Au Tibet, les montagnes sont souvent considérées comme les demeures de déités. Par exemple, Amnyé Matchèn – une montagne située au nord-est du Tibet – est reconnu comme la résidence de Matchèn Pomra, l’une des déités majeures de l’Amdo, ma province d’origine. Et puisque les gens de l’Amdo ont une affinité particulière pour Matchèn Pomra, ils sont nombreux à circumambuler tout autour de la montagne en pèlerinage.
En général, les Tibétains n’ont jamais été très intéressés par l’ascension des sommets qui les entourent, probablement par déférence envers les déités qui y siègent. Cependant, je pense qu’il y a une raison plus pragmatique. La plupart des Tibétains sont amenés à gravir bien trop de cols de montagne pour avoir la fantaisie d’aller grimper plus haut que nécessaire. Quand les habitants de Lhassa faisaient parfois des randonnées pour le plaisir, ils choisissaient des collines de taille raisonnable et, une fois parvenus au sommet, ils y faisaient brûler de l’encens, récitaient des prières et se détendaient autour d’un pique-nique.

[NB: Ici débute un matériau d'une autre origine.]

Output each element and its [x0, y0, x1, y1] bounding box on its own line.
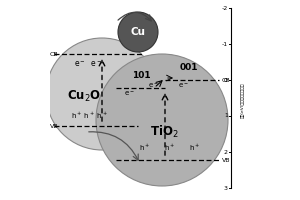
Text: Cu$_2$O: Cu$_2$O	[67, 88, 101, 104]
Text: h$^+$: h$^+$	[164, 143, 175, 153]
Text: 3: 3	[224, 186, 228, 190]
Text: VB: VB	[50, 123, 58, 129]
Text: e$^-$: e$^-$	[178, 81, 188, 90]
Text: e$^-$  e$^-$: e$^-$ e$^-$	[74, 59, 102, 69]
Text: h$^+$: h$^+$	[189, 143, 201, 153]
Text: CB: CB	[50, 51, 58, 56]
Text: -1: -1	[222, 42, 228, 46]
Text: 001: 001	[180, 63, 198, 72]
Text: h$^+$ h$^+$ h$^+$: h$^+$ h$^+$ h$^+$	[71, 111, 109, 121]
Text: e$^-$: e$^-$	[148, 81, 158, 90]
Text: 2: 2	[224, 150, 228, 154]
Text: h$^+$: h$^+$	[140, 143, 151, 153]
Text: 0: 0	[224, 77, 228, 82]
Text: 1: 1	[224, 113, 228, 118]
Text: 101: 101	[132, 71, 150, 80]
Text: Cu: Cu	[130, 27, 146, 37]
Circle shape	[46, 38, 158, 150]
Text: VB: VB	[222, 158, 230, 162]
Text: e$^-$: e$^-$	[124, 89, 134, 98]
Text: CB: CB	[222, 77, 231, 82]
Text: 電位(eV)／標準氫電極電位: 電位(eV)／標準氫電極電位	[240, 82, 244, 118]
Circle shape	[118, 12, 158, 52]
Text: TiO$_2$: TiO$_2$	[150, 124, 178, 140]
Circle shape	[96, 54, 228, 186]
Text: -2: -2	[222, 5, 228, 10]
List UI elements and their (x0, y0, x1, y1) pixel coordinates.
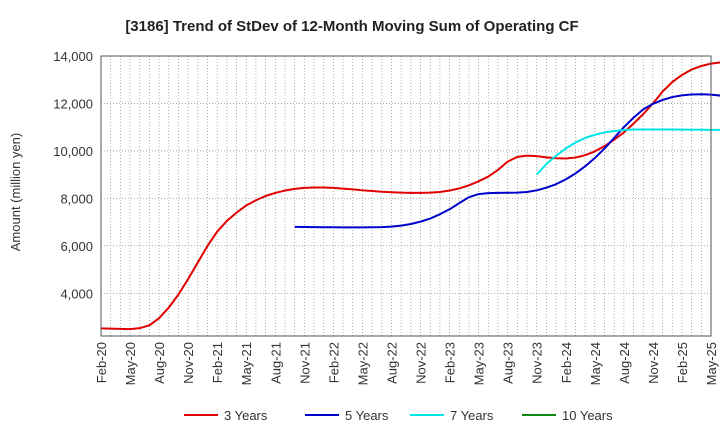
grid (101, 55, 711, 336)
x-tick-label: Feb-20 (94, 342, 109, 383)
x-tick-label: Feb-24 (559, 342, 574, 383)
x-tick-label: Nov-23 (530, 342, 545, 384)
legend-label: 3 Years (224, 408, 268, 423)
legend-label: 7 Years (450, 408, 494, 423)
x-tick-label: Aug-21 (268, 342, 283, 384)
x-tick-label: May-22 (355, 342, 370, 385)
x-tick-label: Nov-24 (646, 342, 661, 384)
series-line-5-years (294, 93, 720, 229)
series-layer (100, 61, 720, 331)
x-tick-label: May-20 (123, 342, 138, 385)
series-line-7-years (535, 128, 720, 176)
y-tick-label: 12,000 (53, 96, 93, 111)
legend: 3 Years 5 Years 7 Years 10 Years (184, 408, 613, 423)
y-tick-label: 4,000 (60, 286, 93, 301)
chart-title: [3186] Trend of StDev of 12-Month Moving… (125, 18, 578, 35)
x-tick-label: Feb-23 (443, 342, 458, 383)
x-tick-label: May-25 (704, 342, 719, 385)
y-tick-label: 8,000 (60, 191, 93, 206)
y-tick-label: 10,000 (53, 144, 93, 159)
x-tick-label: Nov-21 (297, 342, 312, 384)
x-tick-label: Aug-22 (384, 342, 399, 384)
x-tick-label: Aug-24 (617, 342, 632, 384)
x-tick-label: Feb-22 (326, 342, 341, 383)
x-tick-label: Aug-23 (501, 342, 516, 384)
plot-frame (100, 55, 712, 337)
x-tick-label: May-21 (239, 342, 254, 385)
y-axis-label: Amount (million yen) (8, 133, 23, 252)
y-tick-label: 14,000 (53, 49, 93, 64)
y-axis-ticks: 4,000 6,000 8,000 10,000 12,000 14,000 (53, 49, 93, 301)
x-axis-ticks: Feb-20 May-20 Aug-20 Nov-20 Feb-21 May-21 Aug-… (94, 342, 719, 385)
x-tick-label: Feb-25 (675, 342, 690, 383)
x-tick-label: Nov-20 (181, 342, 196, 384)
legend-label: 5 Years (345, 408, 389, 423)
x-tick-label: May-23 (472, 342, 487, 385)
x-tick-label: Feb-21 (210, 342, 225, 383)
y-tick-label: 6,000 (60, 239, 93, 254)
x-tick-label: Nov-22 (414, 342, 429, 384)
x-tick-label: Aug-20 (152, 342, 167, 384)
series-line-3-years (100, 61, 720, 331)
x-tick-label: May-24 (588, 342, 603, 385)
legend-label: 10 Years (562, 408, 613, 423)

Au Tibet, il est de coutume que les voyageurs rajoutent une pierre aux Cairns érigés au sommet des collines ou des cols en criant « Lha gyel lo ! Que les dieux soient victorieux ! ». Ensuite, on y ajoute des « pierres de Mani » - pierres dans lesquelles sont taillées des prières et des textes sacrés - ainsi que des drapeaux de prières. L’une des conséquences concrètes de ces rites traditionnels en rapport avec l’environnement est qu’un souci de le protéger est ancré au plus profond de nous.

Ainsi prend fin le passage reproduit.